UWAGA!
[X]lub zarejestruj konto na portElu.
Gdy chorego zabiera karetka to pacjenta wiezie sie tam gdzie jest miejsce. Jesli nie ma miejsca w Elblągu to chyba oczywiste jest, ze pacjeta wymagajacego np. respiratora nie beda trzymac w holu lub jedynej wolnej karetce przez 10 czy 48 godzin tylko po to zeby lezal w swoim miescie. Albo po to, zeby Janusz z Grażyną mieli blisko, aby podac pizamę i wodę. Na zakazny i tak nie mozna wejsc. Wiem, bo sama wzywałam 3 dni temu karetkę do Mamy i miałam w nosie gdzie ja zawiozą, bo umierala (covid+choroby wspolistniejace).

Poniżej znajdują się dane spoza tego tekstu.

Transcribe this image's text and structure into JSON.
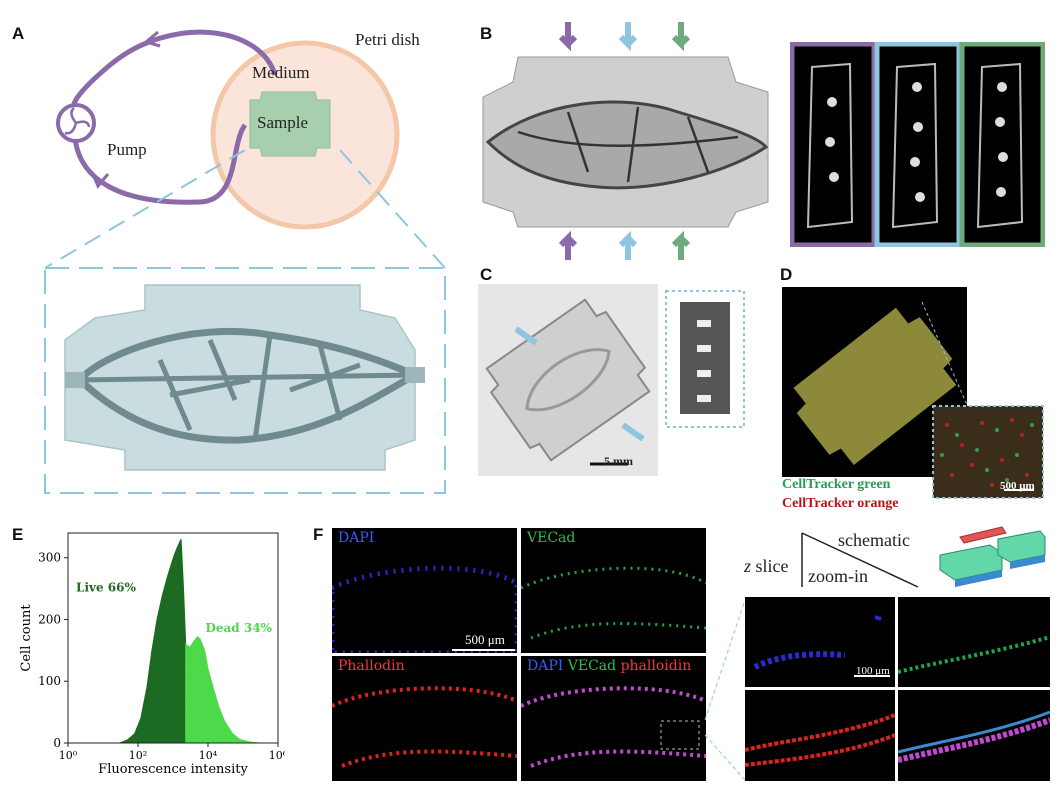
{
  "panels": {
    "A": {
      "letter": "A",
      "labels": {
        "petri": "Petri dish",
        "medium": "Medium",
        "sample": "Sample",
        "pump": "Pump"
      }
    },
    "B": {
      "letter": "B"
    },
    "C": {
      "letter": "C",
      "scalebar": "5 mm"
    },
    "D": {
      "letter": "D",
      "scalebar": "500 μm",
      "legend_green": "CellTracker green",
      "legend_orange": "CellTracker orange",
      "green_color": "#22a050",
      "orange_color": "#b5141a"
    },
    "E": {
      "letter": "E"
    },
    "F": {
      "letter": "F",
      "channels": {
        "dapi": "DAPI",
        "vecad": "VECad",
        "phallodin": "Phallodin"
      },
      "merge": {
        "dapi": "DAPI",
        "vecad": "VECad",
        "phalloidin": "phalloidin"
      },
      "scalebar_large": "500 μm",
      "scalebar_small": "100 μm",
      "schematic": {
        "z": "z",
        "slice": " slice",
        "schematic": "schematic",
        "zoom": "zoom-in"
      }
    }
  },
  "chart_data": {
    "type": "area",
    "title": "",
    "xlabel": "Fluorescence intensity",
    "ylabel": "Cell count",
    "x_scale": "log",
    "xlim": [
      1,
      1000000
    ],
    "ylim": [
      0,
      340
    ],
    "x_ticks": [
      1,
      100,
      10000,
      1000000
    ],
    "x_tick_labels": [
      "10⁰",
      "10²",
      "10⁴",
      "10⁶"
    ],
    "y_ticks": [
      0,
      100,
      200,
      300
    ],
    "y_tick_labels": [
      "0",
      "100",
      "200",
      "300"
    ],
    "series": [
      {
        "name": "Live 66%",
        "color": "#1d6b22",
        "x": [
          30,
          50,
          80,
          120,
          180,
          250,
          350,
          500,
          700,
          900,
          1100,
          1400,
          1700,
          2000,
          2300
        ],
        "y": [
          0,
          5,
          15,
          40,
          90,
          150,
          200,
          240,
          270,
          290,
          305,
          320,
          330,
          250,
          160
        ]
      },
      {
        "name": "Dead 34%",
        "color": "#4cd94a",
        "x": [
          2300,
          3000,
          4000,
          5000,
          6000,
          8000,
          10000,
          14000,
          20000,
          30000,
          50000,
          80000,
          150000,
          300000
        ],
        "y": [
          160,
          155,
          165,
          172,
          168,
          150,
          120,
          90,
          60,
          35,
          15,
          6,
          2,
          0
        ]
      }
    ]
  }
}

Uprzedzono mnie, ze to zmienia sie w kazdej godzinie i nie wiedza gdzie bedzie łóżko. Monitoruja to na bieżąco. Zastanowcie sie troche zanim cos napiszecie. To nie chaos tylko przepelnienie oddzialow zakaznych skutkuje tym, ze dla elblazanina w danym dniu, o danej porze zabrakło miejsca (pomimo staran personelu medycznego-zaznaczam, bo oni nie chca nic utrudniac, po prostu nie maja wyjscia).